Estus

Estus Flask 1

In all the excitement over Dark Souls’ intricately detailed world, subtle storytelling, and tough-but-fair challenge, I think the simple extraordinary elegance of the estus flask is often overlooked.

For those of you who are not familiar with the systems of Dark Souls, the estus flasks are essentially reusable healing potions. You get a set number of them, usually five to start with, and can use one at any time to restore your health – however, this carries a risk, since using a flask leaves you immobile and defenseless for about a second, which is plenty of time for things to go catastrophically wrong. You can do things to increase the number of estus you can carry or increase the health restored with each use as well, but the basic system doesn’t change – and, in Dark Souls, these flasks are the main way to restore health, though it can also be done by using spells,which are limited in the exact same way as estus, or by a few other items which range from fairly uncommon to extremely rare.

To appreciate just how elegant estus flasks are, you have to compare them to the other popular systems for healing in games. Many games have healing items that you can use once, but this usually means that either they are rare and precious or they player has a functionally infinite supply. On the one side, the player is scared to use healing items because they don’t know when they’ll get more, and in the other the player can basically always be healed to full between encounters – not a bad thing inherently, but raises the question of, then, why not just refill the player’s health automatically between encounters, something which is indeed done in many later RPGs. Another popular system in use now is regenerating health, restoring the player to full whenever they manage to avoid damage for a while. This creates a flow between hiding and attacking which, um, I guess some people like, but results in a character who can absorb an essentially infinite amount of punishment for no apparent reason as long as they pace themselves when eating bullets.

Estus flasks combine these two systems. When in danger, you need to search for an opening, either by finding cover or exploiting a pause in your opponent’s attack pattern, just like with regenerating health. And, as with more traditional healing items, you have to be concerned with being efficient and effective in combat so that you don’t run out, without having to worry about conserving them for a hypothetical future where they might be more precious.

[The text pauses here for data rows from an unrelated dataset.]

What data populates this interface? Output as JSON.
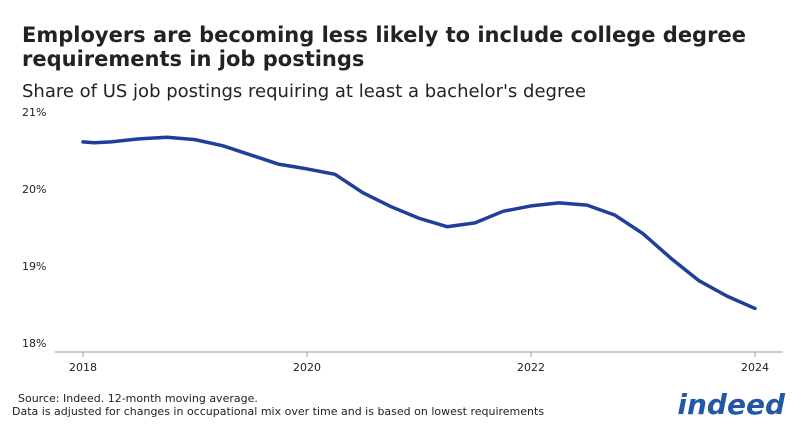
{
  "chart_data": {
    "type": "line",
    "title": "Employers are becoming less likely to include college degree requirements in job postings",
    "subtitle": "Share of US job postings requiring at least a bachelor's degree",
    "source": "Source: Indeed. 12-month moving average.",
    "note": "Data is adjusted for changes in occupational mix over time and is based on lowest requirements",
    "logo": "indeed",
    "x": [
      2018,
      2018.1,
      2018.25,
      2018.5,
      2018.75,
      2019,
      2019.25,
      2019.5,
      2019.75,
      2020,
      2020.25,
      2020.5,
      2020.75,
      2021,
      2021.25,
      2021.5,
      2021.75,
      2022,
      2022.25,
      2022.5,
      2022.75,
      2023,
      2023.25,
      2023.5,
      2023.75,
      2024
    ],
    "series": [
      {
        "name": "Bachelor's degree share",
        "color": "#1f3f99",
        "values": [
          20.61,
          20.6,
          20.61,
          20.65,
          20.67,
          20.64,
          20.56,
          20.44,
          20.32,
          20.26,
          20.19,
          19.95,
          19.77,
          19.62,
          19.51,
          19.56,
          19.71,
          19.78,
          19.82,
          19.79,
          19.66,
          19.42,
          19.1,
          18.81,
          18.61,
          18.45
        ]
      }
    ],
    "xlim": [
      2017.75,
      2024.25
    ],
    "xticks": [
      2018,
      2020,
      2022,
      2024
    ],
    "ylim": [
      17.95,
      21.05
    ],
    "yticks": [
      {
        "value": 18,
        "label": "18%"
      },
      {
        "value": 19,
        "label": "19%"
      },
      {
        "value": 20,
        "label": "20%"
      },
      {
        "value": 21,
        "label": "21%"
      }
    ],
    "grid": false
  }
}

This may all seem like a fine detail, but the beloved balance of the game rests on the humble estus flask. Enemies can perform extremely high damage attacks that kill the player in just a few hits because the player always has a chance to recover to full: Thus, instead of the battle being one of attrition, where the player tries to keep the enemy from eroding their health, it becomes a tug-of-war, the player trying to keep their health above zero by creating opportunities to heal while evading the enemy attacks and still finding openings to attack their opponent and reduce their health to zero. The tension of the battles is every bit as much a product of the elegant design of the healing items as it is the design of the battles themselves.

Are estus flasks an unprecedented innovation? Well, not quite. In fact, I can think of one precedent, and it’s an interesting point of comparison: Far Cry 2. The healing syrettes in the secret best Far Cry function similarly to estus flasks and are limited to four at a time (upgradeable over the course of the game). They can, as well, be restocked at set points, though unlike in Dark Souls these are frequently in hostile territory, so the player has to put themselves at risk to do so. This results in much the same flow, though, where the player’s health can vanish to almost nothing in an instant, only to be recovered in a tense moment hiding from gunfire behind a tree, a lethal tug-of-war, replicated between two vastly dissimilar games.